Oh, but this is about Cappy. How incredibly cool to meet someone who likes to do all the same stuff I do. And then he likes to do all this stuff that I've never done, which is even more fun! Yesterday afternoon, in anticipation of going out, I'll admit, my ass was dragging. We had been out late the night before. I was having a long day at work. I ran myself out of paid time off (not related to him at all). I was stressed, and the thought of another night on the town?? Ack! I was feeling every single one of my newly minted forty-two years. But it was his birthday, and I'm always up for an adventure.

And this morning - I'm reflecting on the experience. I am tired, yes, but I had such a freaking good time last night. I am so glad I went. I would rather my ass be dragging a little because I'm out doing something I really enjoy. With him, I've been going places that would have been outside my comfort zone, but would have always wanted to do. (Jeez, no place that crazy - we're not swinging from chandeliers or anything.) Places like this and this (my first gay bar!) and this and this and this and this and this (okay, this was the site of my awful art exhibit - I'm still irritated about it) and this. Gosh, that's a lot of bars. Well, I have also watched more football in the last month than I have in the last 20 years.
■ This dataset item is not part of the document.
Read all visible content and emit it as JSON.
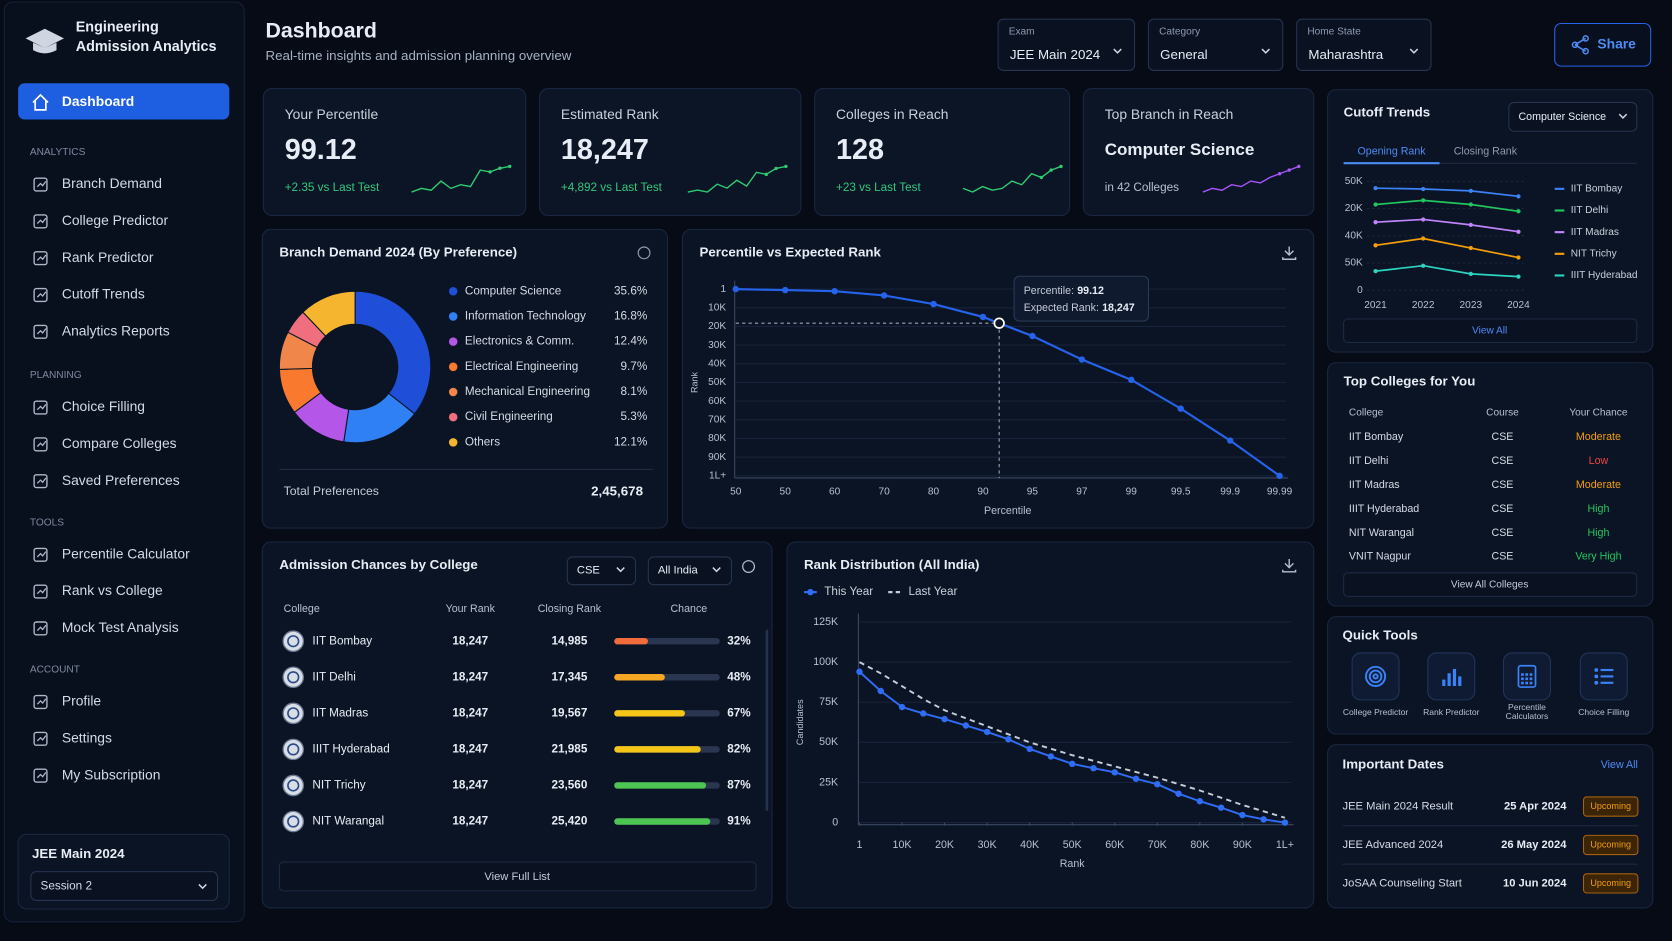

Continuing my stream of consciousness writing - when I write about Cappy and the emphasis on clothes and vintage fashion and how he took me to my first gay bar and did I say that our little Capricorn goat horns locked one night over the "to dance or not dance issue" (you know I am a novice dancer, and there is a delicate alcohol-to-embarrassment ratio which must be attended to if you want me to dance)...well, anyway...

He's not gay. Haha! No, he's much cooler than that - he's the super cool guy you can bring around your gay friends and he's not going to get all weirded out and drive you nuts and make everyone uncomfortable.* The gay guys do like him - he said it, and I have seen it myself, haha. And when I first showed my Sugar Daddy his picture, SD said, "Well, if you don't want him, I'll take him." He's just super likeable and fun, and I am trying not to let it get to me that he dresses a lot better than I do and actual has a very finely refined sense of his own style. This is interesting to me in that all my previous men have been of the jeans and t-shirt variety. When he was talking about various vintage clothing shops around...I purred that I planned to stop by Target and pick up another t-shirt. :) I do not think he's terribly impressed with my own sense of style, haha, but he hasn't given me any derisive looks or comments. ;) And hey, I'm new to this.

Anyway - if there was a point to this post, I have long since forgotten it. I am having fun. Probably a little too much fun. When I put it out to the universe that I wanted a fun guy who drinks socially and likes to do stuff - well, the universe gave it back to me in spades, I think. As far as a couple, or forecasting where this will go, or otherwise...I'm just trying to let it ride. It is not quite right...but worth pursuing for now.

*Many years ago, X  had a gay coworker who told him he looked very handsome in a red shirt. To my knowledge, X never wore red again, and certainly not to work. So this is an example of how you can be a good, open-minded, liberal, gay rights supportive person who is still just weirdly threatened. I find it irksome.